Archives

All posts for the month June, 2015

No, this doesn’t mean that I’m going back to Africa.

Published June 22, 2015 by Sandee

When Africans sold slaves to Europeans, I imagine they didn’t know that it would turn into an evil institution. Slavery existed in Africa as a different institution than when it was introduced to the west. In Africa, slaves owned slaves who could buy themselves out of slavery and travel freely, etc.

Some people (including other blacks) think blacks and Africans come from inferior and barbaric cultures, and that we need to sit the hell down and appreciate what Europeans have done for us. But we didn’t need anything before they got there. And, please, I’m not referring to Egypt, where some of the people don’t even consider themselves black. Egypt has an ancient history that’s compatible to the way that Europeans think about “progress,” so black people here today want to claim that as part of our history, but most African Americans don’t come from there. I think we should find new ways of describing “progress.”

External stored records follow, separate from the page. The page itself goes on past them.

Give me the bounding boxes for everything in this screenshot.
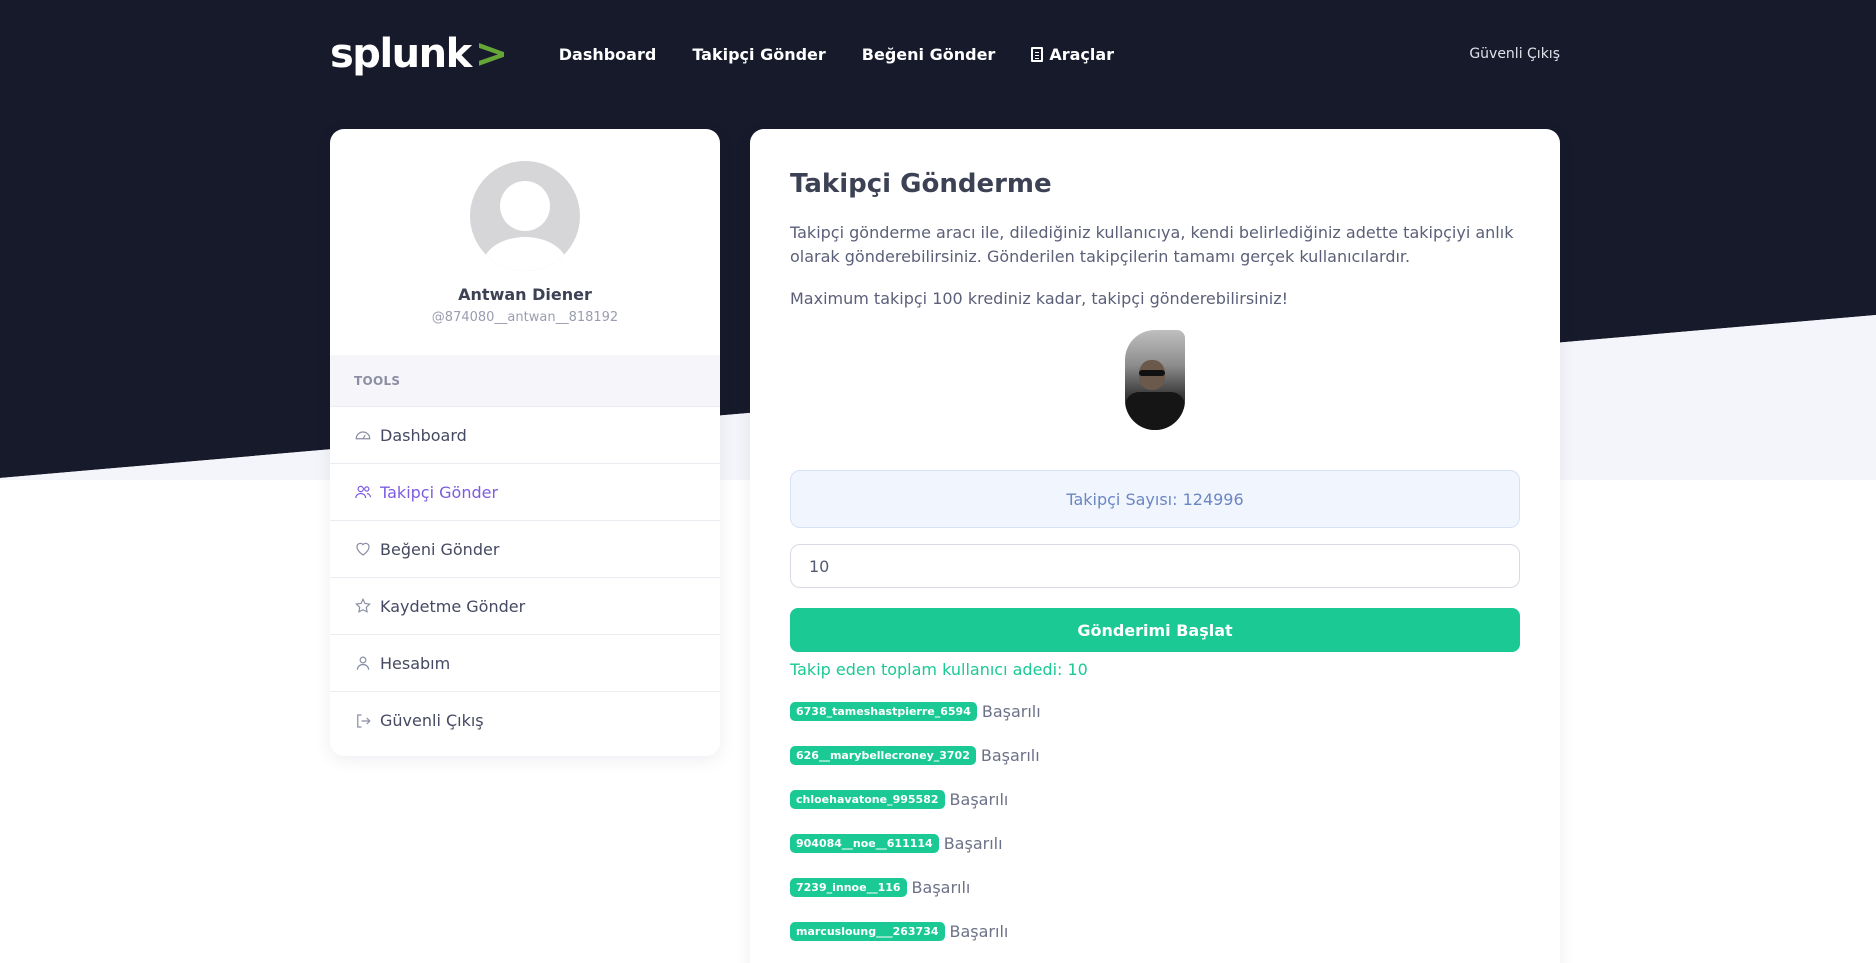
- user-icon: [356, 656, 370, 670]
- logo-chevron: >: [474, 31, 509, 77]
- start-sending-button[interactable]: Gönderimi Başlat: [790, 608, 1520, 652]
- username-badge: marcusloung___263734: [790, 921, 945, 941]
- document-icon: [1031, 46, 1044, 62]
- logout-link[interactable]: Güvenli Çıkış: [1469, 46, 1560, 62]
- list-item: marcusloung___263734 Başarılı: [790, 909, 1520, 953]
- avatar-body-shape: [482, 237, 568, 271]
- sidebar-item-begeni-gonder[interactable]: Beğeni Gönder: [330, 521, 720, 578]
- nav-begeni-gonder[interactable]: Beğeni Gönder: [862, 45, 996, 64]
- username-badge: 6738_tameshastpierre_6594: [790, 701, 977, 721]
- total-followers-text: Takip eden toplam kullanıcı adedi: 10: [790, 660, 1088, 679]
- avatar-head-shape: [500, 181, 550, 231]
- top-nav: Dashboard Takipçi Gönder Beğeni Gönder A…: [559, 45, 1114, 64]
- username-badge: chloehavatone_995582: [790, 789, 945, 809]
- username-badge: 626__marybellecroney_3702: [790, 745, 976, 765]
- username-badge: 904084__noe__611114: [790, 833, 939, 853]
- max-info-text: Maximum takipçi 100 krediniz kadar, taki…: [790, 289, 1289, 308]
- description-text: Takipçi gönderme aracı ile, dilediğiniz …: [790, 223, 1514, 266]
- heart-icon: [356, 542, 370, 556]
- nav-araclar-label: Araçlar: [1049, 44, 1115, 64]
- sidebar-item-label: Hesabım: [380, 653, 451, 673]
- tools-section-label: TOOLS: [330, 355, 720, 407]
- profile-photo-wrap: [790, 330, 1520, 430]
- sidebar-card: Antwan Diener @874080__antwan__818192 TO…: [330, 129, 720, 756]
- sidebar-item-label: Kaydetme Gönder: [380, 596, 526, 616]
- dashboard-icon: [355, 431, 371, 440]
- avatar: [470, 161, 580, 271]
- profile-username: @874080__antwan__818192: [431, 310, 619, 325]
- target-profile-photo: [1125, 330, 1185, 430]
- list-item: 904084__noe__611114 Başarılı: [790, 821, 1520, 865]
- status-text: Başarılı: [943, 833, 1003, 853]
- list-item: 626__marybellecroney_3702 Başarılı: [790, 733, 1520, 777]
- sidebar-item-hesabim[interactable]: Hesabım: [330, 635, 720, 692]
- nav-takipci-gonder[interactable]: Takipçi Gönder: [692, 45, 825, 64]
- sidebar-item-label: Takipçi Gönder: [380, 482, 499, 502]
- status-text: Başarılı: [981, 701, 1041, 721]
- photo-shirt-shape: [1125, 392, 1185, 430]
- sidebar-item-label: Güvenli Çıkış: [380, 711, 484, 730]
- main-card: Takipçi Gönderme Takipçi gönderme aracı …: [750, 129, 1560, 963]
- list-item: 7239_innoe__116 Başarılı: [790, 865, 1520, 909]
- sidebar-item-guvenli-cikis[interactable]: Güvenli Çıkış: [330, 692, 720, 749]
- follower-count-box: Takipçi Sayısı: 124996: [790, 470, 1520, 528]
- list-item: 6738_tameshastpierre_6594 Başarılı: [790, 689, 1520, 733]
- star-icon: [355, 597, 371, 613]
- logo-text: splunk: [330, 31, 472, 77]
- status-text: Başarılı: [911, 877, 971, 897]
- results-list: 6738_tameshastpierre_6594 Başarılı 626__…: [790, 689, 1520, 953]
- status-text: Başarılı: [949, 789, 1009, 809]
- username-badge: 7239_innoe__116: [790, 877, 907, 897]
- nav-dashboard[interactable]: Dashboard: [559, 45, 657, 64]
- sidebar-item-takipci-gonder[interactable]: Takipçi Gönder: [330, 464, 720, 521]
- list-item: chloehavatone_995582 Başarılı: [790, 777, 1520, 821]
- sidebar-item-dashboard[interactable]: Dashboard: [330, 407, 720, 464]
- logout-icon: [357, 713, 371, 728]
- splunk-logo[interactable]: splunk >: [330, 31, 509, 77]
- top-header: splunk > Dashboard Takipçi Gönder Beğeni …: [330, 28, 1560, 80]
- sidebar-item-label: Beğeni Gönder: [380, 539, 500, 559]
- sidebar-item-label: Dashboard: [380, 425, 467, 445]
- status-text: Başarılı: [949, 921, 1009, 941]
- page-title: Takipçi Gönderme: [790, 169, 1052, 199]
- profile-section: Antwan Diener @874080__antwan__818192: [330, 129, 720, 355]
- users-icon: [355, 485, 372, 499]
- sidebar-item-kaydetme-gonder[interactable]: Kaydetme Gönder: [330, 578, 720, 635]
- profile-name: Antwan Diener: [458, 285, 592, 304]
- status-text: Başarılı: [980, 745, 1040, 765]
- nav-araclar[interactable]: Araçlar: [1031, 45, 1114, 64]
- photo-glasses-shape: [1139, 370, 1165, 376]
- quantity-input[interactable]: [790, 544, 1520, 588]
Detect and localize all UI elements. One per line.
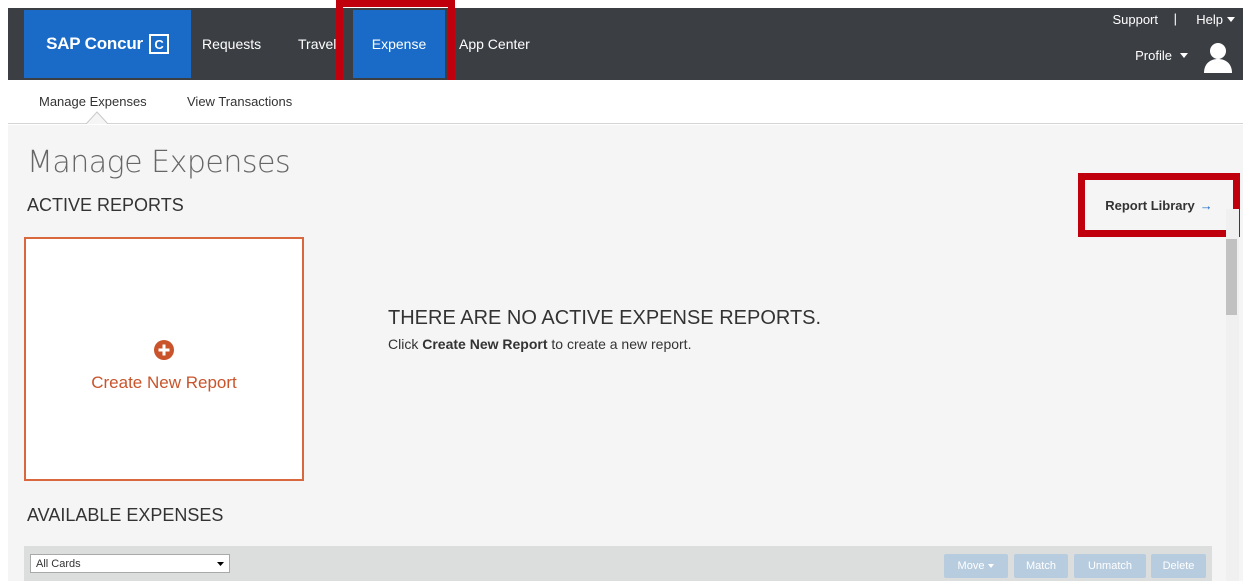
scrollbar-thumb[interactable] [1226,239,1237,315]
concur-logo-mark-icon: C [148,34,169,54]
top-navigation-bar: SAP Concur C Requests Travel Expense App… [8,8,1243,80]
caret-down-icon [1180,53,1188,58]
report-library-link[interactable]: Report Library → [1078,173,1240,237]
card-filter-select[interactable]: All Cards [30,554,230,573]
plus-circle-icon [154,339,174,360]
main-content: Manage Expenses ACTIVE REPORTS Report Li… [8,125,1243,581]
create-new-report-label: Create New Report [91,372,237,392]
empty-suffix: to create a new report. [551,336,692,352]
nav-app-center[interactable]: App Center [459,8,530,80]
caret-down-icon [1227,17,1235,22]
empty-prefix: Click [388,336,419,352]
arrow-right-icon: → [1199,197,1213,213]
sap-concur-logo[interactable]: SAP Concur C [24,10,191,78]
delete-button[interactable]: Delete [1151,554,1206,578]
expenses-toolbar: All Cards Move Match Unmatch Delete [24,546,1212,581]
profile-menu[interactable]: Profile [1135,48,1188,63]
move-button[interactable]: Move [944,554,1008,578]
nav-requests[interactable]: Requests [202,8,261,80]
support-link[interactable]: Support [1112,12,1158,27]
unmatch-button[interactable]: Unmatch [1074,554,1146,578]
active-tab-indicator-icon [86,111,108,124]
page-title: Manage Expenses [27,145,291,180]
match-button[interactable]: Match [1014,554,1068,578]
brand-name: SAP Concur [46,34,143,53]
no-reports-message: THERE ARE NO ACTIVE EXPENSE REPORTS. [388,307,822,329]
no-reports-description: Click Create New Report to create a new … [388,336,691,352]
caret-down-icon [988,564,995,568]
help-label: Help [1196,12,1223,27]
help-menu[interactable]: Help [1196,12,1235,27]
subnav-view-transactions[interactable]: View Transactions [187,94,292,109]
header-separator: | [1173,11,1177,26]
sub-navigation: Manage Expenses View Transactions [8,80,1243,124]
caret-down-icon [217,561,224,566]
report-library-label: Report Library [1105,197,1195,213]
create-new-report-card[interactable]: Create New Report [24,237,304,481]
empty-bold: Create New Report [422,336,548,352]
active-reports-heading: ACTIVE REPORTS [27,195,184,215]
profile-label: Profile [1135,48,1172,63]
user-avatar-icon[interactable] [1203,41,1233,73]
subnav-manage-expenses[interactable]: Manage Expenses [39,94,147,109]
nav-travel[interactable]: Travel [298,8,336,80]
nav-expense[interactable]: Expense [353,10,445,78]
move-label: Move [957,560,985,572]
card-filter-value: All Cards [36,557,81,570]
available-expenses-heading: AVAILABLE EXPENSES [27,505,224,525]
vertical-scrollbar[interactable] [1226,209,1239,581]
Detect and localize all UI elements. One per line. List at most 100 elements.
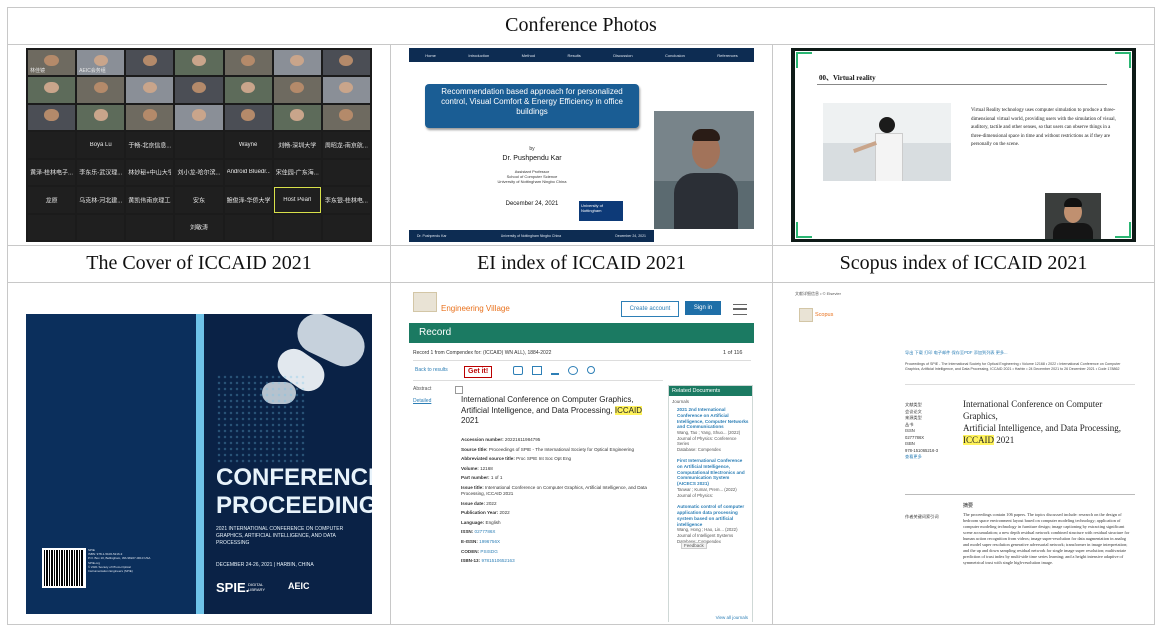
ev-field-key: Source title: xyxy=(461,446,488,452)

There was this African interviewed for Humans of New York who spoke about the degrading image of Africans covered in flies, begging and holding their hands out, helping to project a negative image. It has become part of the propaganda. But there are scientists, doctors, and engineers in Africa. Unfortunately, in the States, the stereotypical goal for blacks is still to become either a singer, dancer or sports star.

Nowadays, with the environmental issues that we face, and with the problem of fake food, etc., people can really appreciate the simple wisdom of those African proverbs that speak of mother earth. Certain indigenous tribes couldn’t even grasp the idea that anyone “owned” land, because it belonged to everyone. But now since the natural institutions of Africans have disappeared, superficially, it’s easy to blame them for a degraded state of existence, instead of remembering where they had come from, which a lot of us back-to-nature folks are trying to get back to.

And some African leaders have been corrupt — not to condone the behavior, but we’ve all been tainted with the idea of owning a lot of stuff (maybe it’s too late to turn back).

One culture isn’t better than the other. We should respect everyone’s contribution, without the underlying tone of hierarchy. It may be the only way we know how to relate to each other now, but it should change. We should have a different way of relating to the environment, and see simply that nature used Europeans, creating an environment that made it necessary for them them to move outward, to help us move closer together; as opposed to seeing one group as superior to the other.

It wasn’t innate genius in relation to others that propelled Europeans to start the swell of technological “advancement.”Africans and blacks are just as capable of learning and absorbing knowledge that inspires this kind of expertise.

But we all know of the practices that prevent that from happening, beginning with slaves and blacks being prevented from learning to read and going to school at the inception of this nation — this shit still exists today in subtler ways.

When people complain about racism, gun violence, and political corruption, etc., I think about how we just go round and round in circles with the same shit happening. Charleston, Newtown, unarmed black men being murdered — this is not the end. Now that we’ve figured out ways to get more resources to the masses with technology, we need to figure out how to distribute them in healthier ways.

Under the current market system, I don’t think it’s possible, because it requires cutting large percentages of the population out of the competition, and that involves propaganda. Or, maybe we should continue to promote a system that encourages murder, excess and degradation — and the use of anti-depressants to deal with it all. How sophisticated and advanced is a society such as this?